Actualités
Morale et vente d’organes
Des chirurgiens, des avocats et des philosophes de 78 pays ont dit « non » (non !) au tourisme de la transplantation. Il est jugé immoral que les riches occidentaux achètent des organes à de pauvres gens de l’hémisphère Sud… Voilà qui est une belle décision morale, reste à savoir si les donneurs potentiels qui ne recevront pas d’argent et si les transplantés en attente qui mourront faute d’organe en seront si heureux.
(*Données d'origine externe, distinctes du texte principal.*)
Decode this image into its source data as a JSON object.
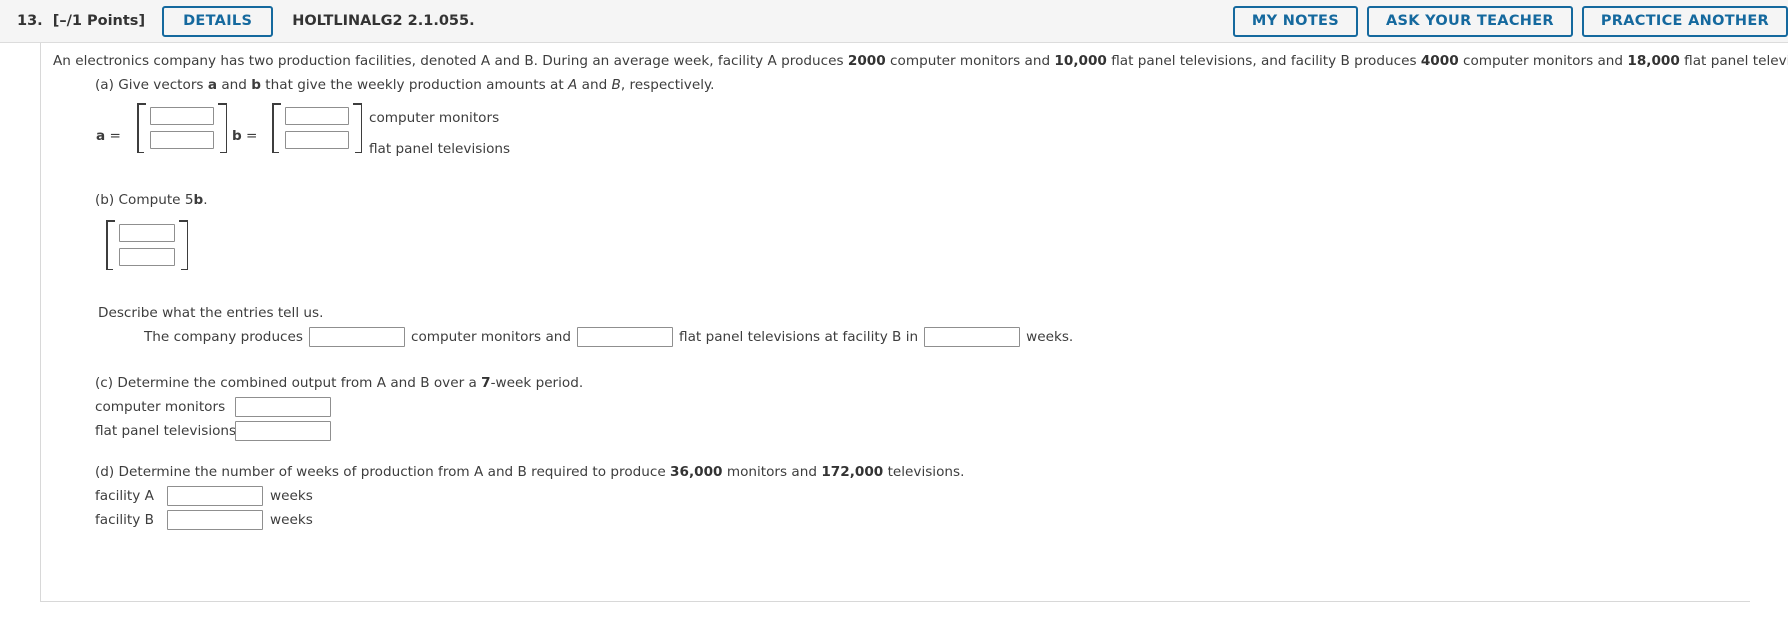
{
  "header": {
    "question_number": "13.",
    "points": "[–/1 Points]",
    "details_label": "DETAILS",
    "assignment_code": "HOLTLINALG2 2.1.055.",
    "actions": [
      {
        "label": "MY NOTES"
      },
      {
        "label": "ASK YOUR TEACHER"
      },
      {
        "label": "PRACTICE ANOTHER"
      }
    ]
  },
  "problem": {
    "stem_1": "An electronics company has two production facilities, denoted A and B. During an average week, facility A produces ",
    "stem_value_1": "2000",
    "stem_2": " computer monitors and ",
    "stem_value_2": "10,000",
    "stem_3": " flat panel televisions, and facility B produces ",
    "stem_value_3": "4000",
    "stem_4": " computer monitors and ",
    "stem_value_4": "18,000",
    "stem_5": " flat panel televisions."
  },
  "part_a": {
    "prompt_1": "(a) Give vectors ",
    "prompt_vec_a": "a",
    "prompt_2": " and ",
    "prompt_vec_b": "b",
    "prompt_3": " that give the weekly production amounts at ",
    "prompt_var_A": "A",
    "prompt_4": " and ",
    "prompt_var_B": "B",
    "prompt_5": ", respectively.",
    "label_a": "a",
    "equals_a": " =",
    "label_b": "b",
    "equals_b": " =",
    "row_label_1": "computer monitors",
    "row_label_2": "flat panel televisions",
    "a_cell_1": "",
    "a_cell_2": "",
    "b_cell_1": "",
    "b_cell_2": ""
  },
  "part_b": {
    "prompt_1": "(b) Compute 5",
    "prompt_vec": "b",
    "prompt_2": ".",
    "cell_1": "",
    "cell_2": "",
    "describe_prompt": "Describe what the entries tell us.",
    "sentence_1": "The company produces",
    "sentence_2": "computer monitors and",
    "sentence_3": "flat panel televisions at facility B in",
    "sentence_4": "weeks.",
    "blank_1": "",
    "blank_2": "",
    "blank_3": ""
  },
  "part_c": {
    "prompt_1": "(c) Determine the combined output from A and B over a ",
    "prompt_value": "7",
    "prompt_2": "-week period.",
    "label_1": "computer monitors",
    "label_2": "flat panel televisions",
    "value_1": "",
    "value_2": ""
  },
  "part_d": {
    "prompt_1": "(d) Determine the number of weeks of production from A and B required to produce ",
    "prompt_value_1": "36,000",
    "prompt_2": " monitors and ",
    "prompt_value_2": "172,000",
    "prompt_3": " televisions.",
    "label_1": "facility A",
    "label_2": "facility B",
    "unit_1": "weeks",
    "unit_2": "weeks",
    "value_1": "",
    "value_2": ""
  },
  "colors": {
    "accent": "#15699e",
    "header_bg": "#f5f5f5",
    "text": "#3d3d3d",
    "input_border": "#8f8f8f"
  }
}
L’impératif catégorique kantien a pourtant ses limites. Cette décision est, certes, moralement défendable sur le terrain général de la soumission des pays du Sud à ceux du Nord ou que sais-je encore, mais elle l’est, sans doute, beaucoup moins dans chaque particulier. L’éthique et la morale sont des notions personnelles et personne d’autre, en dehors des religions constituées pour leurs fidèles, ne devrait décider à la place des individus.
Lutter contre ce marché international des organes ne peut guère avoir que deux conséquences, en augmentant les coûts : l’interdire aux demandeurs d’organes les moins riches et rendre éventuellement rentable le « vol » d’organes.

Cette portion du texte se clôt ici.